Las otras dos carretas no estaban en mejor estado.
– Quedaos aquí y vigilad -ordenó Yurovsky-. Voy a ir al pueblo a conseguir una camioneta.
La oscuridad los envolvía ya cuando regresó el comandante. Trasladaron los cadáveres a la camioneta y reanudaron el viaje. El vehículo tenía un faro averiado, y el otro apenas si llegaba a perforar la negrura total de la noche. Las ruedas no lograban evitar ni un solo bache del camino enlodado. En diversas ocasiones tuvieron que situar planchas de madera en el suelo, para poder seguir adelante, y ello hizo aún más lenta la marcha. Cuatro veces se atascaron en el barro, y cuatro veces tuvieron que sacar la camioneta a costa de penosísimos esfuerzos.
Hicieron un alto de una hora para descansar.
El 17 de julio se convirtió en 18 de julio.
Estaban a punto de dar las cinco de la mañana cuando las ruedas volvieron a atascarse en el barro, esta vez sin remedio. No hubo esfuerzo humano que lograra aflojar la presa de la tierra. Tampoco los ayudó mucho el extremado cansancio de que todos eran víctimas, por los esfuerzos de las cuarenta y ocho horas anteriores.
– Esta camioneta ya anduvo todo lo que tenía que andar -dijo al fin uno de los soldados.
Yurovsky miró al cielo. No faltaba mucho para que amaneciera.
– Llevo tres días conviviendo con los cadáveres de sus apestosas majestades. Ya está bien. Los enterraremos aquí mismo.

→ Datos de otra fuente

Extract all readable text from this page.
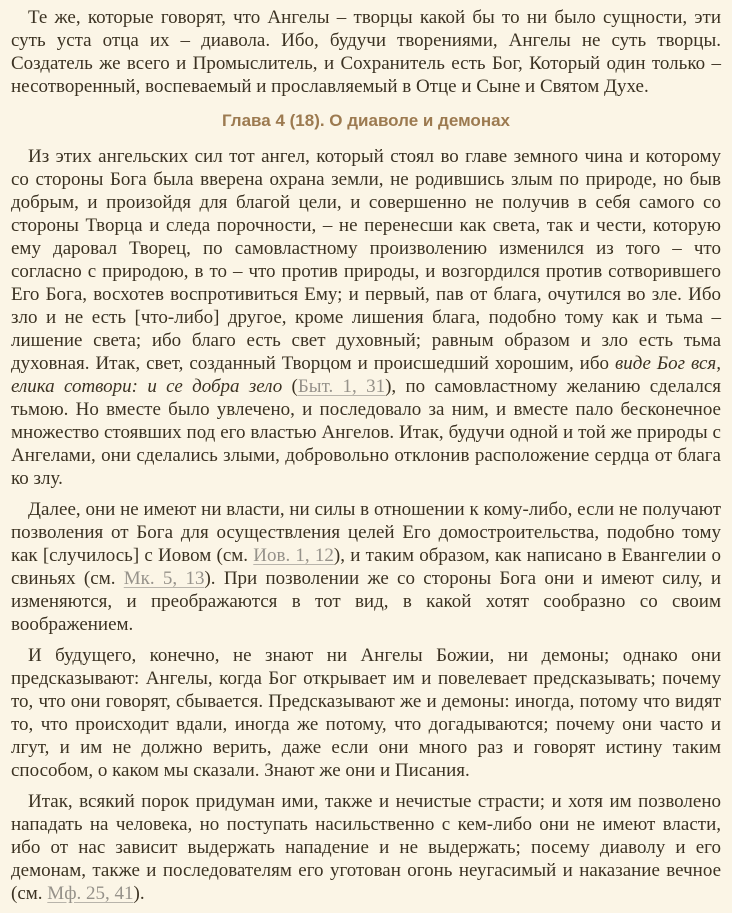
Те же, которые говорят, что Ангелы – творцы какой бы то ни было сущности, эти суть уста отца их – диавола. Ибо, будучи творениями, Ангелы не суть творцы. Создатель же всего и Промыслитель, и Сохранитель есть Бог, Который один только – несотворенный, воспеваемый и прославляемый в Отце и Сыне и Святом Духе.

Глава 4 (18). О диаволе и демонах

Из этих ангельских сил тот ангел, который стоял во главе земного чина и которому со стороны Бога была вверена охрана земли, не родившись злым по природе, но быв добрым, и произойдя для благой цели, и совершенно не получив в себя самого со стороны Творца и следа порочности, – не перенесши как света, так и чести, которую ему даровал Творец, по самовластному произволению изменился из того – что согласно с природою, в то – что против природы, и возгордился против сотворившего Его Бога, восхотев воспротивиться Ему; и первый, пав от блага, очутился во зле. Ибо зло и не есть [что-либо] другое, кроме лишения блага, подобно тому как и тьма – лишение света; ибо благо есть свет духовный; равным образом и зло есть тьма духовная. Итак, свет, созданный Творцом и происшедший хорошим, ибо виде Бог вся, елика сотвори: и се добра зело (Быт. 1, 31), по самовластному желанию сделался тьмою. Но вместе было увлечено, и последовало за ним, и вместе пало бесконечное множество стоявших под его властью Ангелов. Итак, будучи одной и той же природы с Ангелами, они сделались злыми, добровольно отклонив расположение сердца от блага ко злу.

Далее, они не имеют ни власти, ни силы в отношении к кому-либо, если не получают позволения от Бога для осуществления целей Его домостроительства, подобно тому как [случилось] с Иовом (см. Иов. 1, 12), и таким образом, как написано в Евангелии о свиньях (см. Мк. 5, 13). При позволении же со стороны Бога они и имеют силу, и изменяются, и преображаются в тот вид, в какой хотят сообразно со своим воображением.

И будущего, конечно, не знают ни Ангелы Божии, ни демоны; однако они предсказывают: Ангелы, когда Бог открывает им и повелевает предсказывать; почему то, что они говорят, сбывается. Предсказывают же и демоны: иногда, потому что видят то, что происходит вдали, иногда же потому, что догадываются; почему они часто и лгут, и им не должно верить, даже если они много раз и говорят истину таким способом, о каком мы сказали. Знают же они и Писания.

Итак, всякий порок придуман ими, также и нечистые страсти; и хотя им позволено нападать на человека, но поступать насильственно с кем-либо они не имеют власти, ибо от нас зависит выдержать нападение и не выдержать; посему диаволу и его демонам, также и последователям его уготован огонь неугасимый и наказание вечное (см. Мф. 25, 41).
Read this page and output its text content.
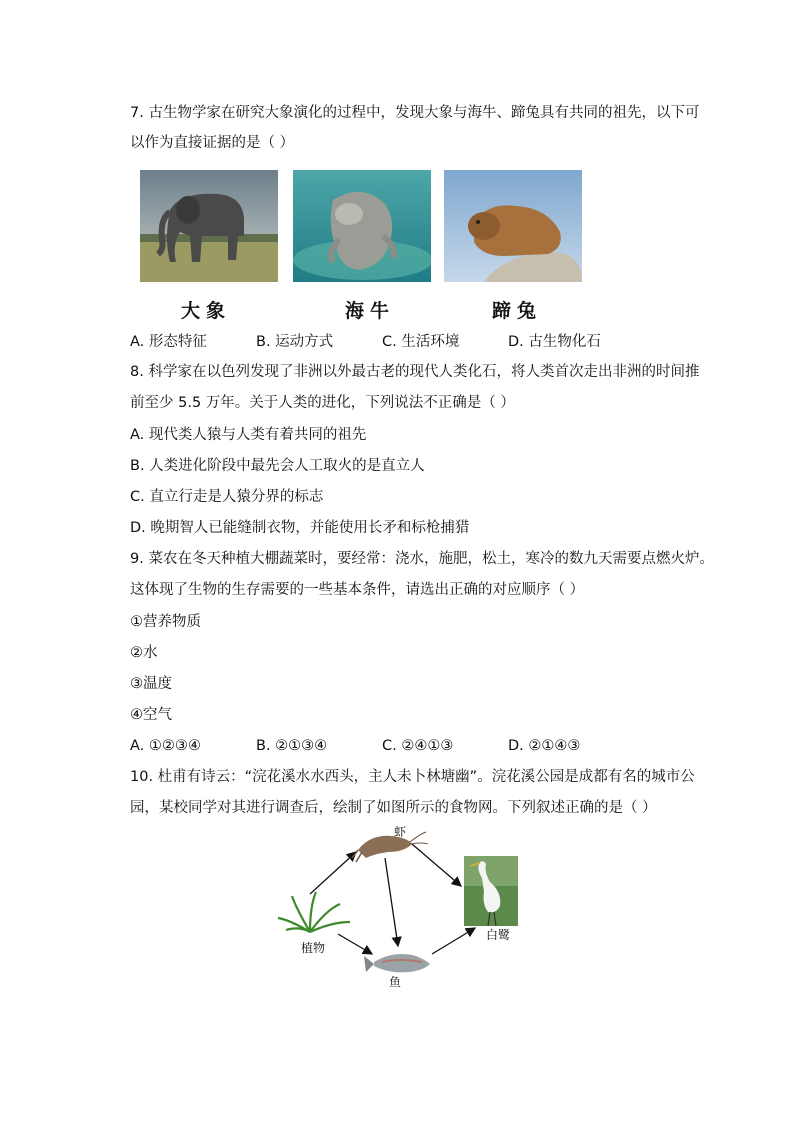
7. 古生物学家在研究大象演化的过程中，发现大象与海牛、蹄兔具有共同的祖先，以下可
以作为直接证据的是（ ）
大象	海牛	蹄兔
A. 形态特征	B. 运动方式	C. 生活环境	D. 古生物化石
8. 科学家在以色列发现了非洲以外最古老的现代人类化石，将人类首次走出非洲的时间推
前至少 5.5 万年。关于人类的进化，下列说法不正确是（ ）
A. 现代类人猿与人类有着共同的祖先
B. 人类进化阶段中最先会人工取火的是直立人
C. 直立行走是人猿分界的标志
D. 晚期智人已能缝制衣物，并能使用长矛和标枪捕猎
9. 菜农在冬天种植大棚蔬菜时，要经常：浇水，施肥，松土，寒冷的数九天需要点燃火炉。
这体现了生物的生存需要的一些基本条件，请选出正确的对应顺序（ ）
①营养物质
②水
③温度
④空气
A. ①②③④	B. ②①③④	C. ②④①③	D. ②①④③
10. 杜甫有诗云：“浣花溪水水西头，主人未卜林塘幽”。浣花溪公园是成都有名的城市公
园，某校同学对其进行调查后，绘制了如图所示的食物网。下列叙述正确的是（ ）
虾
植物
白鹭
鱼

– ¿En el camino?-preguntó uno de ellos.
– Exactamente. Es el sitio ideal. Con todo este barro, nadie podrá percatarse de los hoyos que hagamos.
Sacaron las palas y cavaron una fosa común de unos tres por tres metros, por dos de profundidad. A ella arrojaron los cuerpos, quemándoles antes las caras con ácido sulfúrico, para evitar toda posterior identificación. Rellenaron la fosa con ramas, cal y planchas de madera. Luego liberaron la camioneta de su atasco y la hicieron pasar varias veces sobre el lugar de enterramiento. Cuando por fin terminaron, había desaparecido toda huella de la fosa.
– Estamos a unos veinte kilómetros al noroeste de Ekaterimburgo -dijo Yurovsky. - Desde el punto en que el ferrocarril cruza el camino, hay unos doscientos metros en dirección a la fábrica de Isetsk. Recordad este sitio. Aquí descansará para siempre nuestro glorioso Zar.
*
Lord captó la emoción en el rostro de Thorn.
– Allí los dejaron. En el barro. Y allí siguieron hasta 1979. Entonces se contó que uno de los miembros de la partida de búsqueda, cuando empezaron a cavar y tropezaron con las planchas de madera, dijo: «Ojalá no encuentre nada aquí.» Pero sí que encontraron algo. Nueve esqueletos. Mi familia.
Thorn tenía los ojos puestos en la alfombra. Se oyó pasar un coche por la calle. Finalmente, el abogado dijo:
– He visto fotos de los huesos colocados en mesas de laboratorio. Me avergüenza que los hayan expuesto como curiosidades de museo.
– No lograron ni ponerse de acuerdo sobre dónde enterrarlos -dijo Akilina.
Lord recordó la polémica que durante años se mantuvo. Ekaterimburgo pretendía que la familia real recibiera sepultura en el mismo sitio donde había sido ejecutada. San Petersburgo aducía que era menester enterrar al Zar y su familia en la Catedral de Pedro y Pablo, con todos los demás Zares. Pero el debate no era sólo cuestión de protocolo. Las autoridades de Ekaterimburgo veían una posible fuente de ingresos en el hecho de que el último Zar estuviera enterrado en sus alrededores. Y lo mismo podía afirmarse de San Petersburgo. Y, como acababa de decir Thorn, la contienda se prolongó durante cerca de ocho años y, mientras, los restos de la familia imperial permanecieron en cajas de metal en un laboratorio siberiano. Fue San Petersburgo quien acabó imponiéndose, cuando una comisión nombrada por el gobierno decidió que los nueve esqueletos tenían que ser enterrados junto a los demás Romanov. Fue uno más de los grandes fracasos de Yeltsin, que tratando de no ofender a nadie, acabó irritando a todo el mundo.